I hope you won’t mind hearing from me instead of from my husband. He is trying to clear the decks before leaving on a five weeks’ trip to the Coast and is swamped with work, though I assure you most appreciative of your letter and the fine little knife. Everything I say you may take as coming straight from him – on the subject of cutlery we are in complete agreement.

Bernard had indeed appreciated the gift, and had appropriated it for the cocktail hour. But Avis turned out to be a fine and lifelong correspondent, and because Avis had terrific contacts in publishing, this letter turned out to be a crucial step in securing the eventual publication of Mastering The Art of French Cooking.

Joan Reardon has collected much (but not all) of the surviving correspondence between this first contact and the publication of the book, some eight years later. It makes a fascinating record, not only of an intricate editorial process but also of the intellectual and political world of the 1950’s. The DeVotos were at the center of the Hub. The Schlessingers lived next door and came regularly for drinks. So did the Dean Rusks. Paul Brooks, Dorothy De Santillana and the Houghton Mifflin crew were close friends, May Sarton was down the street, Albert and Blanche Knopf were close as well.

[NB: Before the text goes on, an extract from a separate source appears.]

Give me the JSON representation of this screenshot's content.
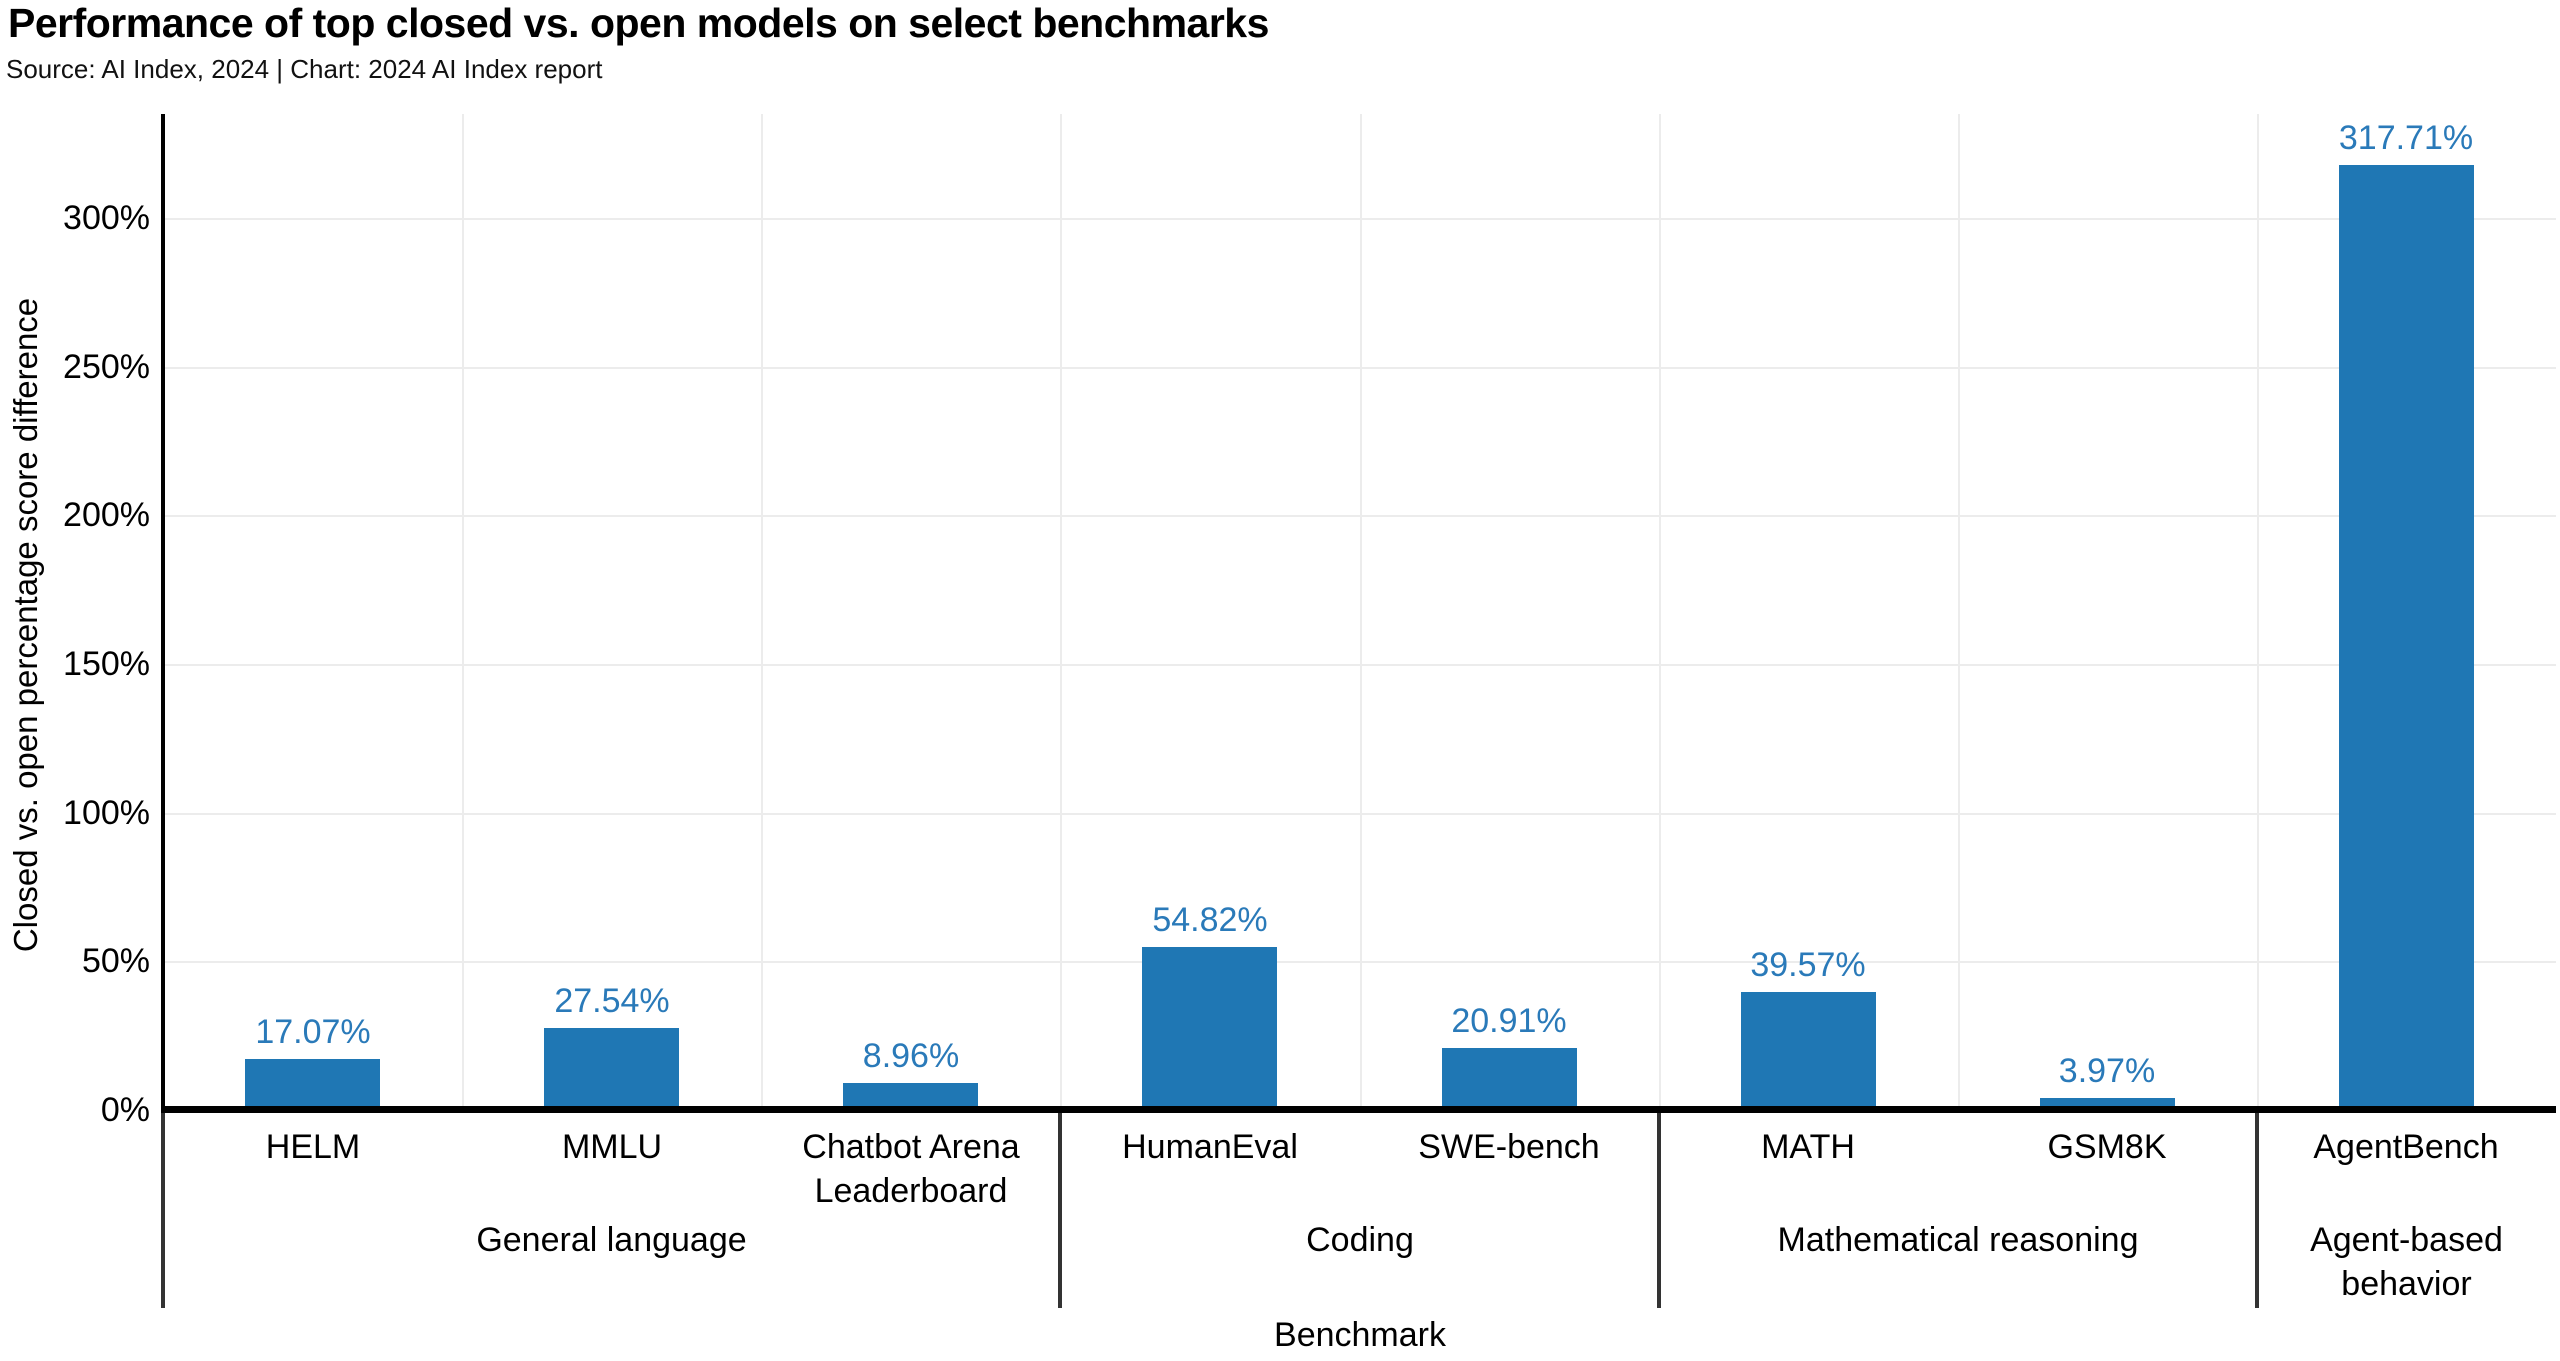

DeVoto, though not well known today, was a titan who was banqueted alongside Robert Frost and Sam Morisson, Bill Faulkner and Rachel Carson at a ceremony for the great writers of the century. Child, married to a State Department official, was posted far in the periphery, unknown and greatly in fear of McCarthyist witch-hunting.

There’s not much in Julia’s letters that we didn’t have in her own recollections and her biography. DeVoto, on the other hand, is a fine discovery and a terrific writer. There’s not much to learn here about cooking, but tons to discover about sexual politics and social life and household economy. I wish the footnotes gave us a little bit more background about people the letters mention – the footnotes are not the match of Charlotte Mosley’s – and I’d have gladly read some of the later correspondence, omitted here, from later years when the widowed Avid DeVoto became one of Child’s assistants. Still, these are delightful letters that brim with enthusiasm, spirit, and the patience to nurture a large and difficult creation.